Queria saber a opinião desse jornalista sobre isso.......
Escolha um lado?
Novamente, volto a bater na mesma tecla aqui: querer simplificar a política, ou qualquer atividade social do ser humano como jogo de direita/esquerda, certo/errado, nós/eles é algo, perdoem a palavra, burro. Burro pq nada pode ser simplificado a essas duas variáveis. Nada. As coisas não são simplesmente resultados de causa e efeito ou de um preto no branco. Os pontos de vistas e interesses sempre são múltiplos e devem sempre ser analisados para tentarmos formar uma opinião sobre algo. Correr para a simplificação é correr para a radicalização – uma das piores coisas que podem acontecer na esfera de relações humanas.

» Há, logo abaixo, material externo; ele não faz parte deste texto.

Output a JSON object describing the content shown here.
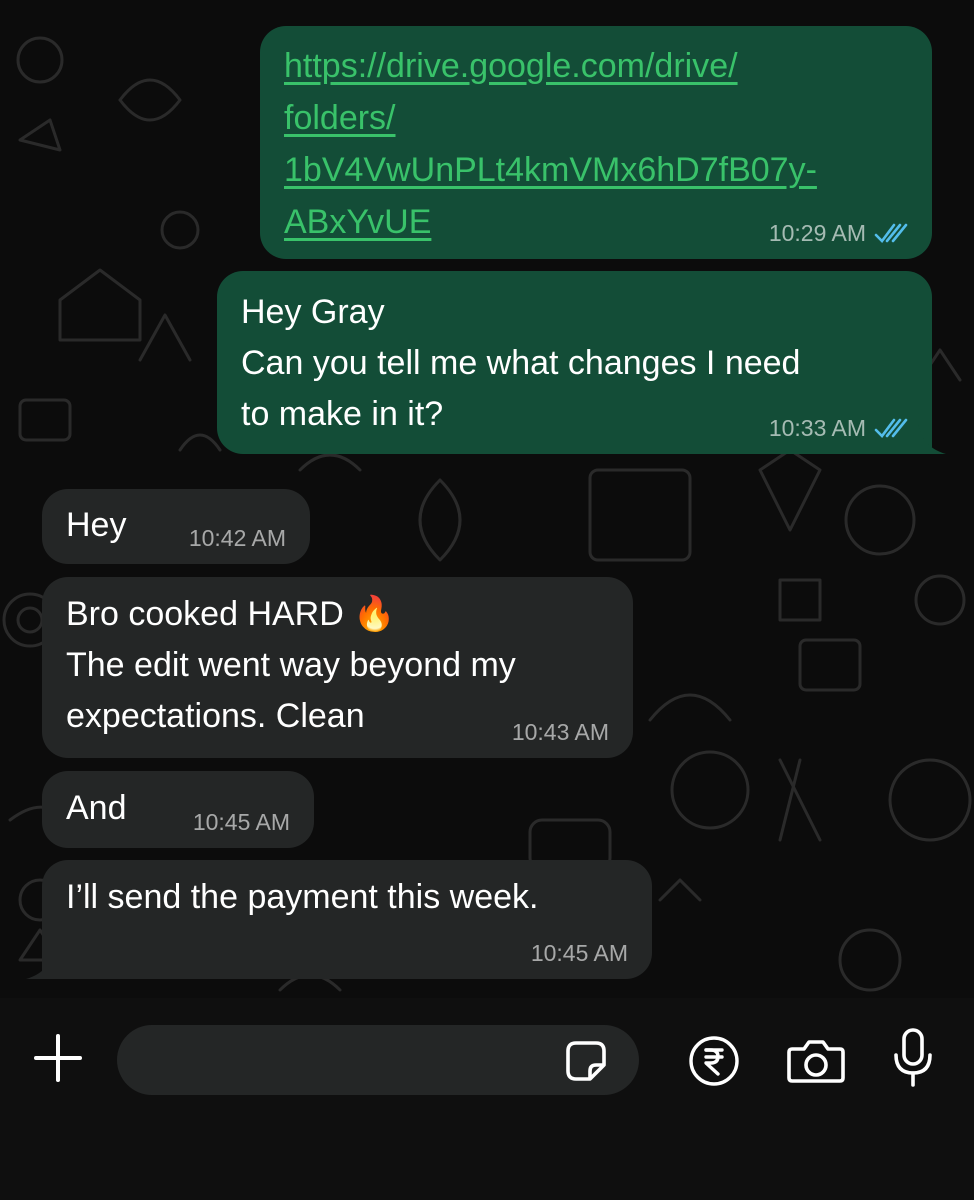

Yoani é uma farsa? Acho que não. Ela tem seus próprios interesses para fazer o que faz? Provalvemente sim. Recebe para falar mal do governo Castro? Não sei. Mas até que ponto o que ela diz é uma invenção e até que ponto é a relidade de um país que não aceita a democracia e a liberdade de opinião? Isso necessariamente desqualificaria as afirmações dela?
Ai cabe a cada um refletir sobre o assunto e chegar a conclusão que lhe parecer mais viável. Mas, por favor, PENSEM antes de sairem atirando.
Minha opinião em relação a ela é simples: bandida. Salafrária. Safada. Sem vergonha. Velhaca. Mentirosa. Desqualificada. Onde já se viu falar mal do Gabriel Garcia Marquez????